Workshop "Introduction to machine learning - principles, models, and R"
Introduction to machine learning
- principles, models, and R
Date: Friday, 22nd November 2019 (9.30 to 17.30 hrs.)
Venue: Schulungsraum of the Starterzentrum, basement of building A1 1
Machine learning is increasingly gaining attention as a branch of artificial intelligence (e.g., self-driving cars, robotics), which involves sometimes sensationalized reports in media about the capabilities of these models. In reality, machine learning can be considered as another branch of statistics/data analysis, concerned specifically with nonlinear modelling. In social sciences, data analysis often involves modelling of a certain outcome/dependent variable, given a number of feature/independent variables (e.g., multiple regression). Machine learning shares this goal but simply extends basic linear regression with more complex options. As such, it can be applied to the same data problems faced by social scientists, e.g., predicting personality, modelling mental states and behavior, or grouping patterns of responses. Machine learning is thus applicable and potentially helpful to research from a wide range of subdisciplines of psychology. It allows to gain deeper insights of (existing and future) data that cannot easily be gained with more traditional statistical methods. Contrary to common misperceptions, machine learning does not depend on big data, but can readily applied to many data sets that are regularly collected in psychological (laboratory and field) research. It is thus a valuable addition to many psychologist’s methodological tool box.
In this workshop, I will attempt to demystify machine learning to you. In the morning session, I will first draw connections between machine learning and regression (e.g., ANOVA). Second, I will explain the core principles behind machine learning, such as overfitting, generalization, and cross-validation. In the afternoon session, I will introduce to you specific models, which roughly fall into three categories: prototype methods, flexible regression, and tree-based methods. Some of these models will differ radically from linear regression, yet are easy to understand, and can adapt to complex data patterns. For each model, I will explain how it works, how to run it in R, and how it can be useful for your own data.
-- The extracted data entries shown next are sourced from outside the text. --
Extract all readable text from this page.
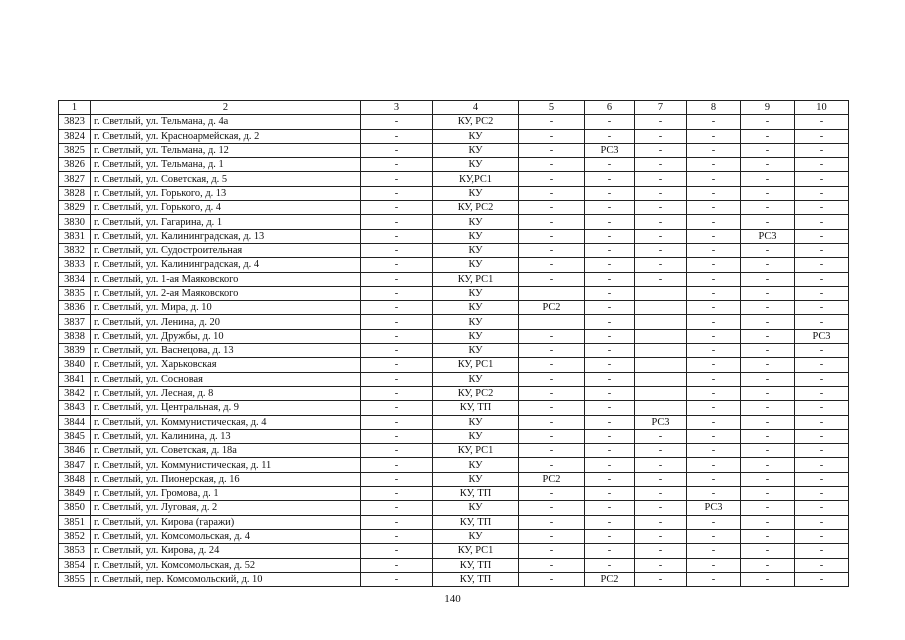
1	2	3	4	5	6	7	8	9	10
3823	г. Светлый, ул. Тельмана, д. 4а	-	КУ, РС2	-	-	-	-	-	-
3824	г. Светлый, ул. Красноармейская, д. 2	-	КУ	-	-	-	-	-	-
3825	г. Светлый, ул. Тельмана, д. 12	-	КУ	-	РС3	-	-	-	-
3826	г. Светлый, ул. Тельмана, д. 1	-	КУ	-	-	-	-	-	-
3827	г. Светлый, ул. Советская, д. 5	-	КУ,РС1	-	-	-	-	-	-
3828	г. Светлый, ул. Горького, д. 13	-	КУ	-	-	-	-	-	-
3829	г. Светлый, ул. Горького, д. 4	-	КУ, РС2	-	-	-	-	-	-
3830	г. Светлый, ул. Гагарина, д. 1	-	КУ	-	-	-	-	-	-
3831	г. Светлый, ул. Калининградская, д. 13	-	КУ	-	-	-	-	РС3	-
3832	г. Светлый, ул. Судостроительная	-	КУ	-	-	-	-	-	-
3833	г. Светлый, ул. Калининградская, д. 4	-	КУ	-	-	-	-	-	-
3834	г. Светлый, ул. 1-ая Маяковского	-	КУ, РС1	-	-	-	-	-	-
3835	г. Светлый, ул. 2-ая Маяковского	-	КУ		-		-	-	-
3836	г. Светлый, ул. Мира, д. 10	-	КУ	РС2	-		-	-	-
3837	г. Светлый, ул. Ленина, д. 20	-	КУ		-		-	-	-
3838	г. Светлый, ул. Дружбы, д. 10	-	КУ	-	-		-	-	РС3
3839	г. Светлый, ул. Васнецова, д. 13	-	КУ	-	-		-	-	-
3840	г. Светлый, ул. Харьковская	-	КУ, РС1	-	-		-	-	-
3841	г. Светлый, ул. Сосновая	-	КУ	-	-		-	-	-
3842	г. Светлый, ул. Лесная, д. 8	-	КУ, РС2	-	-		-	-	-
3843	г. Светлый, ул. Центральная, д. 9	-	КУ, ТП	-	-		-	-	-
3844	г. Светлый, ул. Коммунистическая, д. 4	-	КУ	-	-	РС3	-	-	-
3845	г. Светлый, ул. Калинина, д. 13	-	КУ	-	-	-	-	-	-
3846	г. Светлый, ул. Советская, д. 18а	-	КУ, РС1	-	-	-	-	-	-
3847	г. Светлый, ул. Коммунистическая, д. 11	-	КУ	-	-	-	-	-	-
3848	г. Светлый, ул. Пионерская, д. 16	-	КУ	РС2	-	-	-	-	-
3849	г. Светлый, ул. Громова, д. 1	-	КУ, ТП	-	-	-	-	-	-
3850	г. Светлый, ул. Луговая, д. 2	-	КУ	-	-	-	РС3	-	-
3851	г. Светлый, ул. Кирова (гаражи)	-	КУ, ТП	-	-	-	-	-	-
3852	г. Светлый, ул. Комсомольская, д. 4	-	КУ	-	-	-	-	-	-
3853	г. Светлый, ул. Кирова, д. 24	-	КУ, РС1	-	-	-	-	-	-
3854	г. Светлый, ул. Комсомольская, д. 52	-	КУ, ТП	-	-	-	-	-	-
3855	г. Светлый, пер. Комсомольский, д. 10	-	КУ, ТП	-	РС2	-	-	-	-
140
Throughout the workshop, I will illustrate applicability of models with publications from social sciences. You are recommended to bring your laptop and run the R code along with the lectures, although this is not required to follow.
Audience and format
This workshop is aimed at researchers in social sciences who wish to understand machine learning and its value for their own field. Prior experience with machine learning is not needed but an understanding of linear regression (e.g., ANOVA, multiple regression) is required. Familiarity with R is strongly recommended but not required to follow the lectures. This workshop is not an introduction to R, nor will there be an explicit practical session with exercises. All scripts are integrated directly into the lectures.
Material and R
Participants are encouraged to bring their laptops to execute the R code along with the instructor, but the workshop could be followed just as well without a computer. All workshop material (slides, data, scripts) will be shared in downloadable format in advance of the workshop. R scripts will load data sets directly from the internet, so no data needs to be saved on your computer. If you wish to run the R scripts, you will need to have installed a recent version of R (https://www.r-project.org/), as well as the following packages: AdaptiveSparsity, car, DAAG, earth, foreach, ipred, glmnet, kknn, klaR, ks, maptree, MASS, mclust, mda, randomForest, rpart, rpart.plot, visreg. The fast way to do this is by first selecting a mirror/location to download packages from, followed by directly running this line of code:
For Mac users, remember to check the option "install dependencies" when installing a package, as this will automatically install any secondary packages that the package depends upon. For PCs this option is switched on by default.
09:30 – 10:30: Machine learning and social sciences
10:30 – 10:40: Break
10:40 – 11:40: Principles of machine learning
11:40 – 12:00: R primer and data problem
14:00 – 15:00: K-nearest neighbors and discriminants
15:00 – 15:15: Break
15:15 – 16:15: Regularized and flexible regression
16:15 – 16:30: Break
16:30 – 17:30: Trees and random forests